Она торопливо уткнулась в книжку. Тут появились вино и цыпленок, доставленные в древней оловянной посуде беспечной трактирщицей с чистыми красными, как яблоко, щеками и крепкими пальцами. Эмили отложила книгу и стала наливать вино. Рука ее слегка тряслась; холод во взгляде того игрока, словно кулак, поселился где-то в груди.

Эмили постаралась сосредоточиться на струйке вина, льющейся в стакан, на прохладной гладкости бутылки под пальцами. Стакан был заляпан — похоже, ему довелось увидеть слишком много чужих пальцев и слишком мало мыла. Эмили все равно поднесла его к губам, крепко прижав все пальцы к ромбовидному рисунку, и сделала большой, мужской глоток.

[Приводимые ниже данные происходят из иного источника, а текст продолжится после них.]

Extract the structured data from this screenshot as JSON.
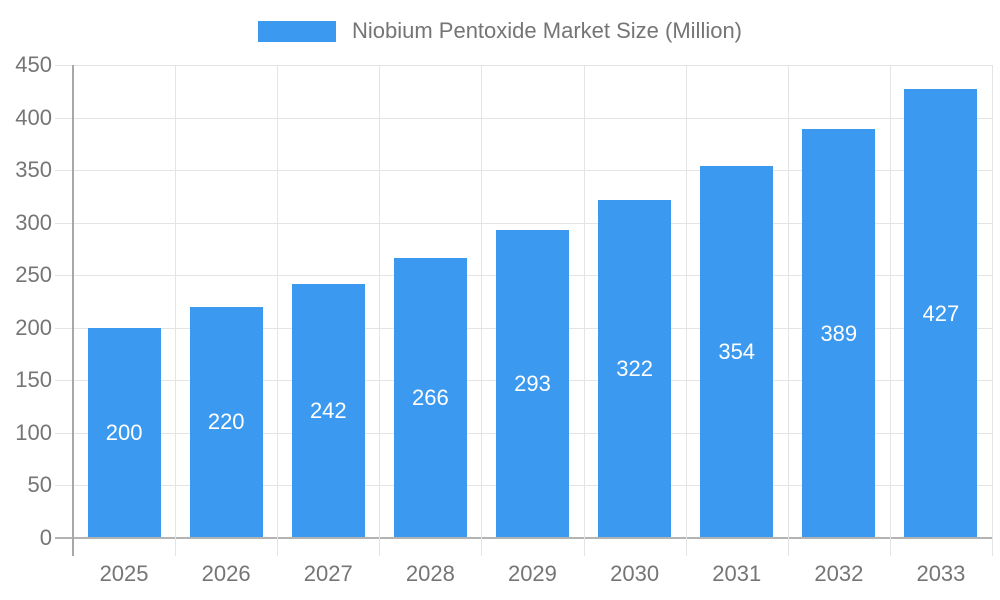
{
  "legend": {
    "label": "Niobium Pentoxide Market Size (Million)"
  },
  "chart_data": {
    "type": "bar",
    "title": "Niobium Pentoxide Market Size (Million)",
    "categories": [
      "2025",
      "2026",
      "2027",
      "2028",
      "2029",
      "2030",
      "2031",
      "2032",
      "2033"
    ],
    "series": [
      {
        "name": "Niobium Pentoxide Market Size (Million)",
        "values": [
          200,
          220,
          242,
          266,
          293,
          322,
          354,
          389,
          427
        ]
      }
    ],
    "value_labels": [
      "200",
      "220",
      "242",
      "266",
      "293",
      "322",
      "354",
      "389",
      "427"
    ],
    "xlabel": "",
    "ylabel": "",
    "ylim": [
      0,
      450
    ],
    "yticks": [
      0,
      50,
      100,
      150,
      200,
      250,
      300,
      350,
      400,
      450
    ],
    "grid": true,
    "legend_position": "top-center",
    "colors": {
      "bar": "#3B99EF",
      "value_label": "#FFFFFF",
      "axis_text": "#757575",
      "gridline": "#E4E4E4",
      "axis_line": "#A8A8A8",
      "baseline": "#B3B3B3",
      "background": "#FFFFFF"
    }
  }
}
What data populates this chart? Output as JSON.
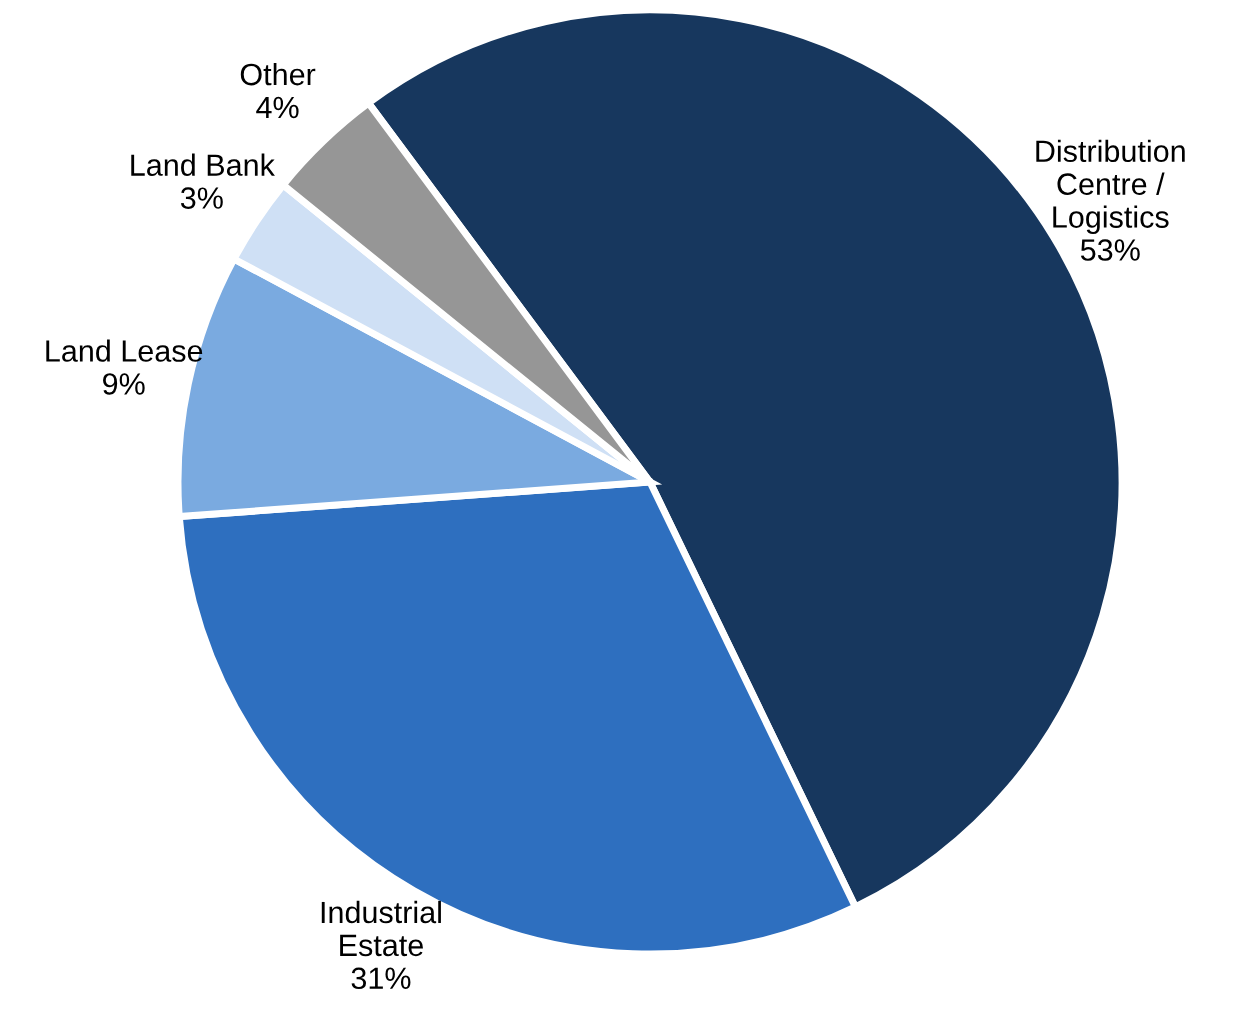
{
  "chart_data": {
    "type": "pie",
    "categories": [
      "Distribution\nCentre /\nLogistics",
      "Industrial\nEstate",
      "Land Lease",
      "Land Bank",
      "Other"
    ],
    "values": [
      53,
      31,
      9,
      3,
      4
    ],
    "value_labels": [
      "53%",
      "31%",
      "9%",
      "3%",
      "4%"
    ],
    "colors": [
      "#17375e",
      "#2e6fbf",
      "#7aaae0",
      "#cfe0f5",
      "#969696"
    ],
    "legend": false
  }
}
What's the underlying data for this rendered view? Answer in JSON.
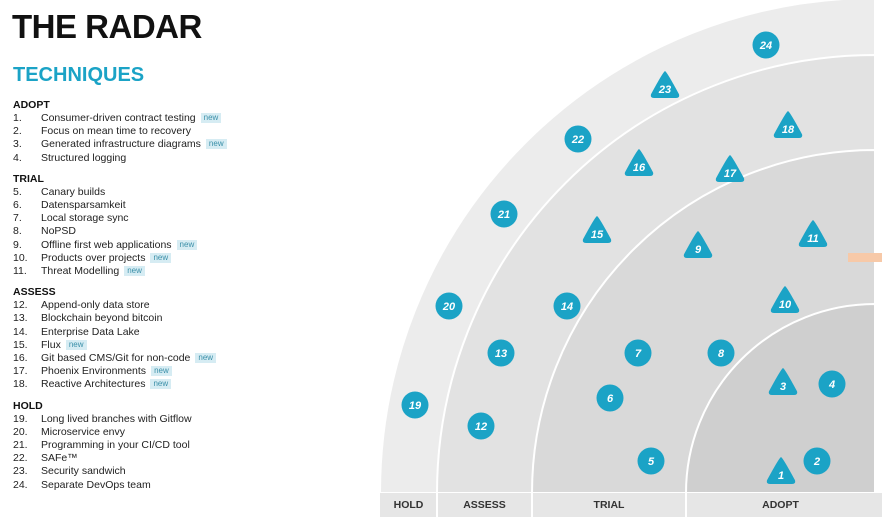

И едва не выплюнула все обратно.

Вино оказалось ужасным, крепким и разбавленным одновременно, со слабым привкусом скипидара. Эмили в жизни своей не пробовала ничего настолько отвратительного, с ним не мог сравниться даже холодный пирог с сердцем вепря, который ей пришлось съесть два года назад в Хунхоф-Бадене, куда ее пригласили как почетную гостью на осенний праздник изобилия. Только чувство долга помогло ей выдержать то испытание. Жуй и глотай, постоянно учила ее мисс Динглеби. Принцессы не давятся. Принцессы жуют и глотают. Принцессы не жалуются.

Казалось, что вино натурально кипит у нее во рту. Разве такое возможно? Эмили задержала дыхание, собралась с силами и проглотила.

Оно обожгло ей горло, на глазах выступили слезы, ноздри раздулись. Атмосфера комнаты — пылающий огонь, не меньше двадцати потеющих мужчин — обрушилась на нее с такой силой, что на лбу едва не заблестели капельки пота. Да только принцессы не потеют, даже принцессы в изгнании, переодетые в мужчин. Эмили уставилась в потолок, изучая деревянную балку, угрожавшую рухнуть ей на голову, — пусть сила тяжести сама выполняет свою работу.